Requires X-API-Key header
{
"job_id": "job_abc123",
"status": "completed",
"progress": 100,
"created_at": "2025-01-15T10:30:00",
"completed_at": "2025-01-15T10:31:15"
}curl https://api.hunter-seeker.net/v1/discover/jobs/job_abc123 \ -H "X-API-Key: $HS_API_KEY"
/v1/discover/jobs/:job_id/resultGet the result of a completed async discovery job. Returns the same format as /v1/discover.
Requires X-API-Key header
{
"dataset_id": "abc-123",
"patterns": [ ... ],
"diagnostics": { ... },
"metadata": { ... }
}curl https://api.hunter-seeker.net/v1/discover/jobs/job_abc123/result \ -H "X-API-Key: $HS_API_KEY"
API requests are rate-limited per IP address. If you exceed the limit, you will receive a 429 Too Many Requests response.
| Endpoint | Limit |
|---|---|
| POST /v1/topk | 30 requests / minute |
| POST /v1/discover | 10 requests / minute |
| POST /v1/score | 60 requests / minute |
| POST /v1/score-latest | 60 requests / minute |
| POST /v1/monitor | 30 requests / minute |
| POST /v1/pattern-sets | 10 requests / minute |
| POST /v1/discover/jobs | 10 requests / minute |
| GET endpoints | 60 requests / minute |
All errors return JSON with an error field describing the issue.
| Status | Meaning |
|---|---|
| 400 | Bad request (missing parameters, invalid CSV, outcome column not found) |
| 401 | Missing API key |
| 403 | Invalid API key |
| 404 | Dataset or pattern set not found |
| 410 | Dataset expired (past TTL) |
| 413 | File too large (max 100MB) |
| 429 | Rate limit exceeded |
| 500 | Internal error (pattern detection failed, scoring error) |
Hunter-Seeker provides an MCP server for Claude, Cursor, and other MCP-compatible agents. Install the server and configure it with your API key to let agents detect patterns and rank entities directly.
npx @hunter-seeker/mcp-server
{
"mcpServers": {
"hunter-seeker": {
"command": "npx",
"args": ["@hunter-seeker/mcp-server"],
"env": { "HS_API_KEY": "sk_live_..." }
}
}
}| Tool | Description |
|---|---|
| rank_entities | Detect patterns and rank entities (calls /v1/topk) |
| discover_patterns | Detect predictive patterns in a dataset (calls /v1/discover) |
| upload_dataset | Upload a CSV dataset for later use |
| export_features | Export pattern features for ML pipelines (calls /v1/topk?output=features) |
Use Hunter-Seeker as a tool in your LangChain agents. The wrapper handles authentication, file uploads, and response parsing.

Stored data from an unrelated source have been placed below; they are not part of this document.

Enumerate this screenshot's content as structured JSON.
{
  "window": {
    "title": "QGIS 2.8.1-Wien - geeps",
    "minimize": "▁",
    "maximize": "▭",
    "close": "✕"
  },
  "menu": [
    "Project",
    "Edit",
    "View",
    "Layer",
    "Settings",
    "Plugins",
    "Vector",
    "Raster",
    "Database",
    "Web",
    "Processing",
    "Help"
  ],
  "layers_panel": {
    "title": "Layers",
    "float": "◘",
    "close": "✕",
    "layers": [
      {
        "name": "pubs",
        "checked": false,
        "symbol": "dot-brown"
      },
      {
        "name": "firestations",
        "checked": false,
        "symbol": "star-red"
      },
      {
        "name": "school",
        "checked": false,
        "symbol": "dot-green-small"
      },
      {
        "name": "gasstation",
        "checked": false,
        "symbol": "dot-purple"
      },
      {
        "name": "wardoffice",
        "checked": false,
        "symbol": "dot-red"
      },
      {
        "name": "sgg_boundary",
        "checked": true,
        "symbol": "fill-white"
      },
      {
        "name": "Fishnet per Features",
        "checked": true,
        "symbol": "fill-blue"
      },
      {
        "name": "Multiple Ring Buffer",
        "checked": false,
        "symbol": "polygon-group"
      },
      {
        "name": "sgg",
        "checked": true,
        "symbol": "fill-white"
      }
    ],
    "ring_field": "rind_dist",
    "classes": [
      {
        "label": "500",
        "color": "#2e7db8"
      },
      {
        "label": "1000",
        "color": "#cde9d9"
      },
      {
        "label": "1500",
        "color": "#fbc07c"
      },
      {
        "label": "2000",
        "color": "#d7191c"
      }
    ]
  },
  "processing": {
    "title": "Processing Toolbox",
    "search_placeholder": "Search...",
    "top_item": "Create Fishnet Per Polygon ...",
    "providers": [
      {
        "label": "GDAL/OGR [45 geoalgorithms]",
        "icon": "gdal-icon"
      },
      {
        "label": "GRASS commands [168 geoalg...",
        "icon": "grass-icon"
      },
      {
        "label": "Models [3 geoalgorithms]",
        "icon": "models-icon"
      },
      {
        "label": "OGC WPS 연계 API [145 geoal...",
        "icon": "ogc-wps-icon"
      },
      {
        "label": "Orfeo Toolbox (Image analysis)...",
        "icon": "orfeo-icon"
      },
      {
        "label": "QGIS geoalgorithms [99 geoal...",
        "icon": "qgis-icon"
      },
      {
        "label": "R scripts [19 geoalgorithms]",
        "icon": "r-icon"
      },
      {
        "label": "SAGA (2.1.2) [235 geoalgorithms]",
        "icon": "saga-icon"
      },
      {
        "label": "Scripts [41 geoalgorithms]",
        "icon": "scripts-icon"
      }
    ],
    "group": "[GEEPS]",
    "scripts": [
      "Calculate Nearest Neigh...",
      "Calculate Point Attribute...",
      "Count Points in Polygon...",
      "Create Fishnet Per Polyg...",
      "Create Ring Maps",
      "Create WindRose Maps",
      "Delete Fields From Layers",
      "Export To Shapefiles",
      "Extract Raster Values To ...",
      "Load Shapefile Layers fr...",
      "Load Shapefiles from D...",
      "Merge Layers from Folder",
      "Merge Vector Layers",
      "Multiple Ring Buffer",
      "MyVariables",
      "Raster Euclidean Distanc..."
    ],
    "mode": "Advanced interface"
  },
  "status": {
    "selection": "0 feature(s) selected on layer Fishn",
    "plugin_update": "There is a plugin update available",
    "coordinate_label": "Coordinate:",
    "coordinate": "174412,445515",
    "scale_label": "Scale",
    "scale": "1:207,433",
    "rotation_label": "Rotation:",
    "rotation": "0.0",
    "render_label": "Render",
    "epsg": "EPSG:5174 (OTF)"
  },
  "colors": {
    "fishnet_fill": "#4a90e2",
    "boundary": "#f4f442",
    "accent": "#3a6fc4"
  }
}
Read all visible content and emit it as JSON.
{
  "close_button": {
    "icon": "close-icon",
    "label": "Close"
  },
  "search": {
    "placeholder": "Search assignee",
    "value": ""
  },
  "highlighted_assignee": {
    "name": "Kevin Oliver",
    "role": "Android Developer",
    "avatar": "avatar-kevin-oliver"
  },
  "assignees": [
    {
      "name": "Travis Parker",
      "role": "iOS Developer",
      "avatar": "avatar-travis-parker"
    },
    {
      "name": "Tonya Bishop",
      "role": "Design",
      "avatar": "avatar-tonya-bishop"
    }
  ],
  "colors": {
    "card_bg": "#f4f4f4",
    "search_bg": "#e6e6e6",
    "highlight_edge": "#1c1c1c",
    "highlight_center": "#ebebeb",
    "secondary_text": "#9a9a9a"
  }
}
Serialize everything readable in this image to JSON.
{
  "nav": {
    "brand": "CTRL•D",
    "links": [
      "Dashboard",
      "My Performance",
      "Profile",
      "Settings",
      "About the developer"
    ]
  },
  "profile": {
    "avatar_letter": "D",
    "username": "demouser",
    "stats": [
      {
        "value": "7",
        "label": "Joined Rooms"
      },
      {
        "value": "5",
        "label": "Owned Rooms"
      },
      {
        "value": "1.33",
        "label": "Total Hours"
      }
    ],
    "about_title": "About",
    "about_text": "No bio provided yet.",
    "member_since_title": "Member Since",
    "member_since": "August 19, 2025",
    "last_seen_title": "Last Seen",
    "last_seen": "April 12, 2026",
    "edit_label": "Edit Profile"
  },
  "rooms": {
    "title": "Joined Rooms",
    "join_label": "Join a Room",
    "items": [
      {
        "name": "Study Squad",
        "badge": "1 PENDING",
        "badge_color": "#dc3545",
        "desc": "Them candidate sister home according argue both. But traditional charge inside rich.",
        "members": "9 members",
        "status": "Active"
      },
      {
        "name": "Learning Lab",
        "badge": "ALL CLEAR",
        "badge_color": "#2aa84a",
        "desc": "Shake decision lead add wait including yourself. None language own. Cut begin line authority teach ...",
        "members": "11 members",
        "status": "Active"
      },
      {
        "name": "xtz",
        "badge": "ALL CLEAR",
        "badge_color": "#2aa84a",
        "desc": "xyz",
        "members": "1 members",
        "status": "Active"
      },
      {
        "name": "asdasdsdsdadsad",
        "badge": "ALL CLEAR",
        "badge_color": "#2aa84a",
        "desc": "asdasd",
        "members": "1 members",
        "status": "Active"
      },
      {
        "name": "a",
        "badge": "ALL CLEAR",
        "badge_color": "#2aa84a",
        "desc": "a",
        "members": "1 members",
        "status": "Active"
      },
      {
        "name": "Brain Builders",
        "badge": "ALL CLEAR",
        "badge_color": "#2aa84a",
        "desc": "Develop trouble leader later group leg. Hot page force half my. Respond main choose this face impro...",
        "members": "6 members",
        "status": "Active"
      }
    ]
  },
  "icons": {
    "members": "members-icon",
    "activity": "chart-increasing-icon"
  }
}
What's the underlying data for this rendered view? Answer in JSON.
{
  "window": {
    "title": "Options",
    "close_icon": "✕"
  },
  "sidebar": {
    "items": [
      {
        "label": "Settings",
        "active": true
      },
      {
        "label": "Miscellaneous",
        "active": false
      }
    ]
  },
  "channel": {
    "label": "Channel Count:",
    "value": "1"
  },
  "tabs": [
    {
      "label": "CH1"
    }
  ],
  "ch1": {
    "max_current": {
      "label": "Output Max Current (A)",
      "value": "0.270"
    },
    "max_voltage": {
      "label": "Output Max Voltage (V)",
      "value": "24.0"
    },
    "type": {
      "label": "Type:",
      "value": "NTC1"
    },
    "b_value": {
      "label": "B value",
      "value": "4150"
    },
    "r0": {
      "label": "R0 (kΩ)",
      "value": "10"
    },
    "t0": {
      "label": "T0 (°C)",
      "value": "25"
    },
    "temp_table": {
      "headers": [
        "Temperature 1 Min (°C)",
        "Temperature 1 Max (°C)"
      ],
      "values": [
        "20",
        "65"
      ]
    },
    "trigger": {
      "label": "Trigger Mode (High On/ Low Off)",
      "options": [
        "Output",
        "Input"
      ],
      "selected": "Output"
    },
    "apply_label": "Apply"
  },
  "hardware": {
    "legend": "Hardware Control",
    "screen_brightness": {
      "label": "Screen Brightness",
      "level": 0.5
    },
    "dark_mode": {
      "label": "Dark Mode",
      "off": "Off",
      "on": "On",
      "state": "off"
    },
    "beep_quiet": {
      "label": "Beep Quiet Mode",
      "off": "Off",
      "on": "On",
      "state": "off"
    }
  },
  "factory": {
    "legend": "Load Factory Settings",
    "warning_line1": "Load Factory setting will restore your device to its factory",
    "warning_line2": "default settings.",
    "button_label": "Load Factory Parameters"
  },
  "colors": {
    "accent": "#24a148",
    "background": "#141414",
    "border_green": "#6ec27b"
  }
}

pip install langchain-hunter-seeker
from langchain_hunter_seeker import HunterSeekerRankTool
tool = HunterSeekerRankTool(api_key="sk_live_...")
# Use in a LangChain agent
result = tool.invoke({
"dataset_id": "abc-123",
"outcome": "churned",
"top_k": 25
})The tool exposes the same parameters as the /v1/topk endpoint. See the Feature Export docs for ML pipeline integration.
Use this schema with OpenAI's function-calling feature to let GPT-4 or other models call Hunter-Seeker. Implement the function call handler on your side to call /v1/topk.
{
"type": "function",
"function": {
"name": "hunter_seeker_rank",
"description": "Rank entities in a structured dataset by a predicted outcome. Returns a ranked list with pattern explanations.",
"parameters": {
"type": "object",
"properties": {
"dataset_id": {
"type": "string",
"description": "ID of the dataset to rank (from a previous upload)"
},
"outcome": {
"type": "string",
"description": "Name of the outcome column (e.g. 'churned', 'converted')"
},
"top_k": {
"type": "integer",
"description": "Number of top entities to return",
"default": 25
}
},
"required": ["dataset_id", "outcome"]
}
}
}When the model invokes this function, call POST /v1/topk with the provided parameters and return the response as the function result.